Saturday, June 25, 2016

Compare Bishop's "The Fish" and Rilke's poem "The Panther."

Both of these poems focus on the plight of animals forced into an unnatural situation through capture by humans. Both of them eschew rhyme, which creates a more naturalistic, conversational tone: the speaker in each poem is contemplating the situation of the animal s/he is describing to the reader. Bishop's poem is significantly longer than Rilke's, but thematically they are very similar.
In Rilke's poem, the panther who is its subject is "weary." He has been behind bars for so long that there is seemingly "no world" behind them; he has lost his desire even to lift the "curtain" of his eyelids. His "mighty will" has been crushed by what has been done to him; he is now unable, or unwilling, even to fight. It is situationally implied, although not stated explicitly, that the panther is older in years.
The fish who is the subject of Bishop's poem, like Rilke's panther, has been captured and is now unwilling to fight his capture. Again, like Rilke, Bishop does not see this as evidence of weakness: just as the panther is "mighty," the fish appears "venerable" in its dignified lack of resistance, marks of its age visible on its scales. It is clear here, too, that there was once a greater force of will in this fish which has been beaten down by repeated human contact—in Rilke's poem, we see this in the glimmer of agency which appears, and then is gone, at the end; in Bishop's, we see it in the physical evidence of the fishhooks in his mouth, like "medals" won in former battles in which he was victorious.

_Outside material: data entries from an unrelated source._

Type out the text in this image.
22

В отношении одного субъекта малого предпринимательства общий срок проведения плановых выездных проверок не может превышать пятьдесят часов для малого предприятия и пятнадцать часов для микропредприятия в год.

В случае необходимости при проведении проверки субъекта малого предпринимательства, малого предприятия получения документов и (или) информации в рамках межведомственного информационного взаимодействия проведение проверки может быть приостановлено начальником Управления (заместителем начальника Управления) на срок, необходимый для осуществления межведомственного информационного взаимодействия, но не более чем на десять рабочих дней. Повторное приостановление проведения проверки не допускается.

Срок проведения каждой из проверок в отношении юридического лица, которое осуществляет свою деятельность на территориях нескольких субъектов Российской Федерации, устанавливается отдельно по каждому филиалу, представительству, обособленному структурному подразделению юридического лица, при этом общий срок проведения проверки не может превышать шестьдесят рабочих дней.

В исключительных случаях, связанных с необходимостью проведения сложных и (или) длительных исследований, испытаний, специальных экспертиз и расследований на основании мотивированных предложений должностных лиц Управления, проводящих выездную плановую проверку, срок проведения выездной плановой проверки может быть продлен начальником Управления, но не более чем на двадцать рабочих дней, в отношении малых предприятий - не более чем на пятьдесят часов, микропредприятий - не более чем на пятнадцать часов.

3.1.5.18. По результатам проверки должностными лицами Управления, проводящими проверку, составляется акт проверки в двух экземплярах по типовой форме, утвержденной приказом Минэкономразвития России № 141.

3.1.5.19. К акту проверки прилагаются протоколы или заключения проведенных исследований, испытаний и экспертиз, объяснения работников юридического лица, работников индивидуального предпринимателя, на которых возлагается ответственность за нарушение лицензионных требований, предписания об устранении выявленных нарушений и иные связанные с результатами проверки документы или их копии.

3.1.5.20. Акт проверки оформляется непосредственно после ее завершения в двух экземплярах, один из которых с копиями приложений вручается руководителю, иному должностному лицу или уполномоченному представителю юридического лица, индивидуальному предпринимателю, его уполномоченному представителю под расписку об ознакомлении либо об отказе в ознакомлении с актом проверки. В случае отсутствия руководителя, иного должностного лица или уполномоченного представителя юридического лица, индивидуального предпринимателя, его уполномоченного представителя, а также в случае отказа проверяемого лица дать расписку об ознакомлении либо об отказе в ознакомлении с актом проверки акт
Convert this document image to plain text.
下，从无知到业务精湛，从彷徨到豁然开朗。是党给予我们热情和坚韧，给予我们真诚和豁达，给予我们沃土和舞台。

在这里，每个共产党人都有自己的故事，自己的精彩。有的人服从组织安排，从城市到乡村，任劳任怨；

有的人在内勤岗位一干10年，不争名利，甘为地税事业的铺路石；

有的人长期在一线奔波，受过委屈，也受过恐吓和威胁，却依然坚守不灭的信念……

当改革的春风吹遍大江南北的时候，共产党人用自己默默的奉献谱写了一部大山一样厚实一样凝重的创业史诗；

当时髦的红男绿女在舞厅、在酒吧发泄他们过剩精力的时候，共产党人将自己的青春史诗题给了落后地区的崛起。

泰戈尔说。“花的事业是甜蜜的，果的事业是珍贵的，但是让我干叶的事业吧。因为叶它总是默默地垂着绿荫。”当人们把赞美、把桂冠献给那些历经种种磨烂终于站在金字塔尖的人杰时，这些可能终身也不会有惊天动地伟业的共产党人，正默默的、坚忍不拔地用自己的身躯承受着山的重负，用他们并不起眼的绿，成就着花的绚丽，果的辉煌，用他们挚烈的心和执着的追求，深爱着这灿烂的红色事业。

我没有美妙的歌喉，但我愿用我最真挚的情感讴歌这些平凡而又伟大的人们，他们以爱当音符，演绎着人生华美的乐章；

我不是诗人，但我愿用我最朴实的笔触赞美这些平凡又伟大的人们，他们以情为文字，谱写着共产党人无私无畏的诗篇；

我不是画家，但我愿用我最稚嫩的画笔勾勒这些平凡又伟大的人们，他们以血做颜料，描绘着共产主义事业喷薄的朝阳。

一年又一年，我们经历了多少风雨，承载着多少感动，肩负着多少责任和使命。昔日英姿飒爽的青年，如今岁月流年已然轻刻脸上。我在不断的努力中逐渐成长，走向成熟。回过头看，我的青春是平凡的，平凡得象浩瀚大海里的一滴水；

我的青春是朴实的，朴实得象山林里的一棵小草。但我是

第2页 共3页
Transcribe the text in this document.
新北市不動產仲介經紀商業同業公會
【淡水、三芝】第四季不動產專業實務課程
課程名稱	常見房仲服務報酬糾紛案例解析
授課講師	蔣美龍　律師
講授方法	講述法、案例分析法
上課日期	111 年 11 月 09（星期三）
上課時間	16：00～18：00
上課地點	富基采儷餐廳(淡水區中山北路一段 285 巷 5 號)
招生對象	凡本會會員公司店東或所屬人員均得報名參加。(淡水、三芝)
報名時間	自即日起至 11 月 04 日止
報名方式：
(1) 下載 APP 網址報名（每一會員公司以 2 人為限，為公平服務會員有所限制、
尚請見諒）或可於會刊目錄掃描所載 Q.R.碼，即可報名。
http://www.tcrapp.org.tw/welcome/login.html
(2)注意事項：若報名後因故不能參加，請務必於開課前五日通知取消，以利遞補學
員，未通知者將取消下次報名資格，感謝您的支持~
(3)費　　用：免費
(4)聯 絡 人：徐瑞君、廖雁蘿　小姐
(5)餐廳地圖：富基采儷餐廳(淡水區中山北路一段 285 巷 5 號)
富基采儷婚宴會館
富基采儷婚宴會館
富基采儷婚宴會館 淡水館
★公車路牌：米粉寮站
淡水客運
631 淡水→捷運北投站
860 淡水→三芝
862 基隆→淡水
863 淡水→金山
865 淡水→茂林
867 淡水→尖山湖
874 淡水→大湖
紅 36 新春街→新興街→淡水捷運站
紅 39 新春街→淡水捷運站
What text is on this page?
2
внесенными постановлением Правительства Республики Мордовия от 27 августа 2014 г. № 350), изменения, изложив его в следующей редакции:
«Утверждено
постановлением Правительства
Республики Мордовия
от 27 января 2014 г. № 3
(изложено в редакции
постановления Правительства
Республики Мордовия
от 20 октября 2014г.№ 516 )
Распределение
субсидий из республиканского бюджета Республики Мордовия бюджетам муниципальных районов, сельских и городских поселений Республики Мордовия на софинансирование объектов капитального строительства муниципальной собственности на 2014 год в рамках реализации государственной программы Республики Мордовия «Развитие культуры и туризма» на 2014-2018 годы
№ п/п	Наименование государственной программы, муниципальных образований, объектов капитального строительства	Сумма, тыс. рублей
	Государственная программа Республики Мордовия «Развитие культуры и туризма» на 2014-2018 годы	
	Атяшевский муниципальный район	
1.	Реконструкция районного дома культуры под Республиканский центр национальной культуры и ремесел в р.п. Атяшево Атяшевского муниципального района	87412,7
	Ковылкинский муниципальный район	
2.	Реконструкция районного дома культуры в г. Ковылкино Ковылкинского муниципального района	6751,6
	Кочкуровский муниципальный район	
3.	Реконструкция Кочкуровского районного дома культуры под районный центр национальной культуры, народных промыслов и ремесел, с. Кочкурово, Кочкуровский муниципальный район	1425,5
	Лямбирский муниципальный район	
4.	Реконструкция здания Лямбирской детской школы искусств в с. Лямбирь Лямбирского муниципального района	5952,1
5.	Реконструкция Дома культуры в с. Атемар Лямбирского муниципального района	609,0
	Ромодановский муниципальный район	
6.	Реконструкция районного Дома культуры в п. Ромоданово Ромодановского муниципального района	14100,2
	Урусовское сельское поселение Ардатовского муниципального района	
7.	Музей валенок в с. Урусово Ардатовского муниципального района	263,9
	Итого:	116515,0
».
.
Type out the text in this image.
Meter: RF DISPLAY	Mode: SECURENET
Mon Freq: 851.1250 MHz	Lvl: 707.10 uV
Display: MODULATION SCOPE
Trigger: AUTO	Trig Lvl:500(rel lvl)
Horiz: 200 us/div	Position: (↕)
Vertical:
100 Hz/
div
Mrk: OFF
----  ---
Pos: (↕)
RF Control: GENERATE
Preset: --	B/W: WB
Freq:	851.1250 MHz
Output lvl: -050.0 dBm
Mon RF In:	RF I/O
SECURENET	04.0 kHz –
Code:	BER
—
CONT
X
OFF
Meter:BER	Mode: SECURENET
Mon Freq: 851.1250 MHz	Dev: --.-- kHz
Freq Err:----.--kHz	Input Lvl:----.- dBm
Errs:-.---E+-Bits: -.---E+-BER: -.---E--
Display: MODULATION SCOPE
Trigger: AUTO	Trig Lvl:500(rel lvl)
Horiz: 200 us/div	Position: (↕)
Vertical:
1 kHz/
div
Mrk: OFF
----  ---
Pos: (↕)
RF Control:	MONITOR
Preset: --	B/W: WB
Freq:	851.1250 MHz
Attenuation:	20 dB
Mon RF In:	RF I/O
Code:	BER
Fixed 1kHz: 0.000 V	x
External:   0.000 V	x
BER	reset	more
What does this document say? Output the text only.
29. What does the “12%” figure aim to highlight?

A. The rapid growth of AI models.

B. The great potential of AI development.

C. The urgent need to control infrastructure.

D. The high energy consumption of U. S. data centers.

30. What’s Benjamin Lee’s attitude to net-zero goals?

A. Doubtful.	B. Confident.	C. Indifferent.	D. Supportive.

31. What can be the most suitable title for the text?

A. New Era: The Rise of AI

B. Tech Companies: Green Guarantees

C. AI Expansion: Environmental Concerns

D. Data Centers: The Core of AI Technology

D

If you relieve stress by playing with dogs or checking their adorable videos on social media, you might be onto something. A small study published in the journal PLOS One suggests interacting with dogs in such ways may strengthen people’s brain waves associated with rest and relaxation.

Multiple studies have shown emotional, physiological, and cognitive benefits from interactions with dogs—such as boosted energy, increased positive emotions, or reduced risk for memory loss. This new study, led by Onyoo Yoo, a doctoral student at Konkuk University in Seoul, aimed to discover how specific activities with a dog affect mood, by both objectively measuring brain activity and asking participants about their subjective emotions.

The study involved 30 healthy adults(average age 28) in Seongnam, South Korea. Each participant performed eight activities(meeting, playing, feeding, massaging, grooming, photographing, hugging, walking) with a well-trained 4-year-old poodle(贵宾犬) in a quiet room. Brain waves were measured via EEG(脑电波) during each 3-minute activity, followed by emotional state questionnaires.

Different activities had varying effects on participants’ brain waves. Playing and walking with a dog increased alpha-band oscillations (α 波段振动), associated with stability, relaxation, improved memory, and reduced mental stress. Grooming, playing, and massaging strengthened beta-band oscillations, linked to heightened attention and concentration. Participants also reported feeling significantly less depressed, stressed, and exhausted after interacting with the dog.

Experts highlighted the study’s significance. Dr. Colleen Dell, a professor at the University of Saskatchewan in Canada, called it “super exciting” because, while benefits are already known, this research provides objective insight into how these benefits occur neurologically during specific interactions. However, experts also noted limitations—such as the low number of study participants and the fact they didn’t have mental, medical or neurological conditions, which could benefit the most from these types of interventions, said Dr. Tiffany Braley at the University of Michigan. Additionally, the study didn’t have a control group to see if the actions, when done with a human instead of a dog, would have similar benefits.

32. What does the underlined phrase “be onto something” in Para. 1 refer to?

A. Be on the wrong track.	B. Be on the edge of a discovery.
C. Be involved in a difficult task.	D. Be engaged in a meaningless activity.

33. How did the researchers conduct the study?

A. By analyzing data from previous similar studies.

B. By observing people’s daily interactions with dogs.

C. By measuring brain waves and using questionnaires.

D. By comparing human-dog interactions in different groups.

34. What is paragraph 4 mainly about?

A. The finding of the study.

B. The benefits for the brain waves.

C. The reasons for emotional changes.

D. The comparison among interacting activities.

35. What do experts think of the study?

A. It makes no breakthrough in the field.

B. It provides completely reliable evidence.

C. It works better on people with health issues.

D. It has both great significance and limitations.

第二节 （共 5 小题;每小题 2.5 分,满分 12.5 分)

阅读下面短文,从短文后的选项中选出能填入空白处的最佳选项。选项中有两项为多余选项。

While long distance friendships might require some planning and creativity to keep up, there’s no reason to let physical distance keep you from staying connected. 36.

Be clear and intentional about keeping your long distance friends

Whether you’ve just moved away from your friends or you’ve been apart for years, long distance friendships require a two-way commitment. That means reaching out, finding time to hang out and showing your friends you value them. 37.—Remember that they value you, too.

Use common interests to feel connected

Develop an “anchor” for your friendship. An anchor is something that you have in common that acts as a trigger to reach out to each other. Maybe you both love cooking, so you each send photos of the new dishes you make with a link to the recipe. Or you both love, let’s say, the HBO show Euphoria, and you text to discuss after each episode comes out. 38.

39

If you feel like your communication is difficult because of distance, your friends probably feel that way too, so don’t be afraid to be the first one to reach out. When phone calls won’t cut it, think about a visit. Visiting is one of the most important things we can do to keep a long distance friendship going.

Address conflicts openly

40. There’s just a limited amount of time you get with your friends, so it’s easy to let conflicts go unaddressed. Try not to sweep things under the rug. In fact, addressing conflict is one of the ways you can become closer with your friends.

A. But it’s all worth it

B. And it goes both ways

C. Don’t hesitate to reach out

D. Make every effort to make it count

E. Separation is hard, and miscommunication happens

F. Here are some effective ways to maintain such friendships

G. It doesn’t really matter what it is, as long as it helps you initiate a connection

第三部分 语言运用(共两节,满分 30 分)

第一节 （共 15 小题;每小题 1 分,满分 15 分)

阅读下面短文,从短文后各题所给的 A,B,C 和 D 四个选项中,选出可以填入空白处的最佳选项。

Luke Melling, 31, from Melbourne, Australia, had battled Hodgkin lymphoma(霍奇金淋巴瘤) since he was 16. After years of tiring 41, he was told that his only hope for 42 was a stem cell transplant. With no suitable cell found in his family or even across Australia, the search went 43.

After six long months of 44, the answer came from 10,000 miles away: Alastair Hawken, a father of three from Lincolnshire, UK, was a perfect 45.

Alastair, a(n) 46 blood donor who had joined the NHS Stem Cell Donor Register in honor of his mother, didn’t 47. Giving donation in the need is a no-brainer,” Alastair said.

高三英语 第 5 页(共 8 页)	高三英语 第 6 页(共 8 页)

For both fish and panther, however, the will to battle is over. Both are portrayed using the humanizing pronoun "he," and both are shown as mighty creatures who have been worn down over time. Bishop, unlike the speaker in Rilke's poem, has more active agency over the fish than Rilke's speaker does over the panther. At the end, moved by the fish's force of spirit, the speaker lets him go.